# Cast Pro Rods



## Ryan Y

Hey Tommy. 

We ended up the week catching a bunch of pups and black drum in the 4 to 6 pound range. I got most of mine on the 10 foot Cast Pro including catching 3 black drum at once and 2 black drum another time on two three hook bottom rigs all in the same size range.

I also caught a yearling on the ten foot rod.

They all got worked.


----------



## Tommy

That is outstanding!!!

I bet those fish were a blast on the 10' CPS. How did it handle the workout??

Glad you guys got into the fish. It looks like we zigged (north beach, cape point) when we should have zagged (ramp 55). 
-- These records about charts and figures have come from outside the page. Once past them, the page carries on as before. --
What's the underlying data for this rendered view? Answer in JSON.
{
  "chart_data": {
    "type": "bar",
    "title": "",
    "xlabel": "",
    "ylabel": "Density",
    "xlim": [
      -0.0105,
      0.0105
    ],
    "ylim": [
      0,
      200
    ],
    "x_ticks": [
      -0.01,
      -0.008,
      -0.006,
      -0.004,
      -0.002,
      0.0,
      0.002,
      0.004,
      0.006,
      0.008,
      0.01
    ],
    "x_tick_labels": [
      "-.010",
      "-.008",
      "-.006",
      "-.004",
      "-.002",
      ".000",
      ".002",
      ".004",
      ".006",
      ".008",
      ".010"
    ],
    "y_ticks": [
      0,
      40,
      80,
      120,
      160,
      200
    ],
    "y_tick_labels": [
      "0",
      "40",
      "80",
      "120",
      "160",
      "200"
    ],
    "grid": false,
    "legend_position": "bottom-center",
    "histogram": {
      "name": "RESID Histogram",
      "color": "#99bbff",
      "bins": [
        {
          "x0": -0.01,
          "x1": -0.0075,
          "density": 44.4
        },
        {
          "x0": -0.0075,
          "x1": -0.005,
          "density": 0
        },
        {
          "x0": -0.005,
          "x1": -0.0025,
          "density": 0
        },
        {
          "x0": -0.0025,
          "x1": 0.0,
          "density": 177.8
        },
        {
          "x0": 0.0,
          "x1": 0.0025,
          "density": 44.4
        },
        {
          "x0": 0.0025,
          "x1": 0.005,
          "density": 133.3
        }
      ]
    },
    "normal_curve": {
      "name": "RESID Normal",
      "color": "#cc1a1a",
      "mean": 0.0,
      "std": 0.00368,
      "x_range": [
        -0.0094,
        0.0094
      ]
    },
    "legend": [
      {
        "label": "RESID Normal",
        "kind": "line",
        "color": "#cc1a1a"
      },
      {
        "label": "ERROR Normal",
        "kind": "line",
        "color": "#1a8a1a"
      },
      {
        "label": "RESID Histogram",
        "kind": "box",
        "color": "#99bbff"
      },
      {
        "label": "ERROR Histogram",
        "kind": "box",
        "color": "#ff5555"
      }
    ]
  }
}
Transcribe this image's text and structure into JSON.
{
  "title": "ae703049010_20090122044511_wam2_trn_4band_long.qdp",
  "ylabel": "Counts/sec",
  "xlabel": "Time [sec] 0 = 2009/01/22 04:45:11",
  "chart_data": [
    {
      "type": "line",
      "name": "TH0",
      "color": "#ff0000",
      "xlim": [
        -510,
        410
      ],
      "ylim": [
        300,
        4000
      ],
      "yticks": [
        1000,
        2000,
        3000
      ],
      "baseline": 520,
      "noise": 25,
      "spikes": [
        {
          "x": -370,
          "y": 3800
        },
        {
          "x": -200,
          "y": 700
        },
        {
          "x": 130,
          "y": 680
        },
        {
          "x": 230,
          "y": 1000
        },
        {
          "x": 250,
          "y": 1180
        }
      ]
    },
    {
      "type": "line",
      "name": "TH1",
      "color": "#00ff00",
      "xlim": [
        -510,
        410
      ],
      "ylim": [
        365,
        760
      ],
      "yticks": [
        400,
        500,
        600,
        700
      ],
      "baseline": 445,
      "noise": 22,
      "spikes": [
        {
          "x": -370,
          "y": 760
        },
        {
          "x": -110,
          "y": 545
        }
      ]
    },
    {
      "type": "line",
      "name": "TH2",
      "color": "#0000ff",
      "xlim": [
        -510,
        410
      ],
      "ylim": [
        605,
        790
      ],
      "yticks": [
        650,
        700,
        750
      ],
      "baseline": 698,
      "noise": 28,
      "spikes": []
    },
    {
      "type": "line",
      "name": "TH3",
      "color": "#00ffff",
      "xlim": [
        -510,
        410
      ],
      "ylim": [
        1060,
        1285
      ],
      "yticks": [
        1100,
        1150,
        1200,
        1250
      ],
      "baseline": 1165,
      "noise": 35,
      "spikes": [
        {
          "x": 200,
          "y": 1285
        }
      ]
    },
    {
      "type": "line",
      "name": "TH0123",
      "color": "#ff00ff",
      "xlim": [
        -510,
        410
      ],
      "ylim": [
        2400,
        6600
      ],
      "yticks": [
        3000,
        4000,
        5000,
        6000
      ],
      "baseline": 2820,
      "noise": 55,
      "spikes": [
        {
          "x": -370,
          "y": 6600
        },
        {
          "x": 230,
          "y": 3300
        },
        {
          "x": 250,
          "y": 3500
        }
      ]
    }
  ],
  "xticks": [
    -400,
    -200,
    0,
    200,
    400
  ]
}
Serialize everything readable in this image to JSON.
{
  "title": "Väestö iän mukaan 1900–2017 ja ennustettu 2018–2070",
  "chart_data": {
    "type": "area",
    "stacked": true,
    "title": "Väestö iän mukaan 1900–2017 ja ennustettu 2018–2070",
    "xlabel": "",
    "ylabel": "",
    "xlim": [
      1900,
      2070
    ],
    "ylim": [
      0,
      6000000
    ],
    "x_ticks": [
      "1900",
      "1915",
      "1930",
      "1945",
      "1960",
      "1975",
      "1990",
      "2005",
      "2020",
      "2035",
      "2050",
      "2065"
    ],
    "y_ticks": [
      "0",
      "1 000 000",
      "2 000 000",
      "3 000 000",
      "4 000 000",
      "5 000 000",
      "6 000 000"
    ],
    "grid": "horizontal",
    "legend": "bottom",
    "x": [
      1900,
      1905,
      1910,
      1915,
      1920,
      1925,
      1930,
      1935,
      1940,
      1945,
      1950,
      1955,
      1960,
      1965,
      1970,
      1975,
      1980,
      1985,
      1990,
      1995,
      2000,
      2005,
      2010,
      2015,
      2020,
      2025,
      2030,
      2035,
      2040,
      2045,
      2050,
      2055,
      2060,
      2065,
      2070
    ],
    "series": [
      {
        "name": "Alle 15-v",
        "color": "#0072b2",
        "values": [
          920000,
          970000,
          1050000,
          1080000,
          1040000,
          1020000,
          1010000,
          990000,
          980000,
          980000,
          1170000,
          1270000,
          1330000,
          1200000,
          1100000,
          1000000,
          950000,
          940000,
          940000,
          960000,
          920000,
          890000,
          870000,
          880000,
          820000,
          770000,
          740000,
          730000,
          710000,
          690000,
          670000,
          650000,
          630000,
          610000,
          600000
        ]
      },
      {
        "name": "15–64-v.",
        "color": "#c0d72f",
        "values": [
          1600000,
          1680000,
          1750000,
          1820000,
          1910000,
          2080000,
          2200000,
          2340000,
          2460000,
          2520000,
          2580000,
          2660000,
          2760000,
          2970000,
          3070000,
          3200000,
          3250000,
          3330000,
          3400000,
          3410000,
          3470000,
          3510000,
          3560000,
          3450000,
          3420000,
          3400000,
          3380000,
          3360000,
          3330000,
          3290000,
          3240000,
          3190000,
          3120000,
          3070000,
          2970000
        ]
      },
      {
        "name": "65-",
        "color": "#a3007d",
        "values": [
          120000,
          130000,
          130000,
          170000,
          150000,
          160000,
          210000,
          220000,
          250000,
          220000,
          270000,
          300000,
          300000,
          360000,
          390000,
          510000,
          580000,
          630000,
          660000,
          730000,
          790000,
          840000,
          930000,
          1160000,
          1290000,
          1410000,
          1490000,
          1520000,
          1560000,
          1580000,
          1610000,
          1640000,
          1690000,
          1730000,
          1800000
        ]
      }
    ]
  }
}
If all goes well I'm going back in a few days.

Tommy


----------



## Ryan Y

I'd love to as well. Here was one more of you bowed on the point with the 6-10.


----------



## Tommy

Thanks for posting the pic. Looks like "the squall" coming up in the background. 

Let's go!!


----------



## huckfinn38

Tommy are you using one of the factory rods or a custom?


----------



## Tommy

Jeb, 

I fished both the factory rod and a Ryan Young custom last week. Ryan used a different guide layout on the custom with one less guide, I like it. 

The drum was caught on the factory rod.

Tommy


----------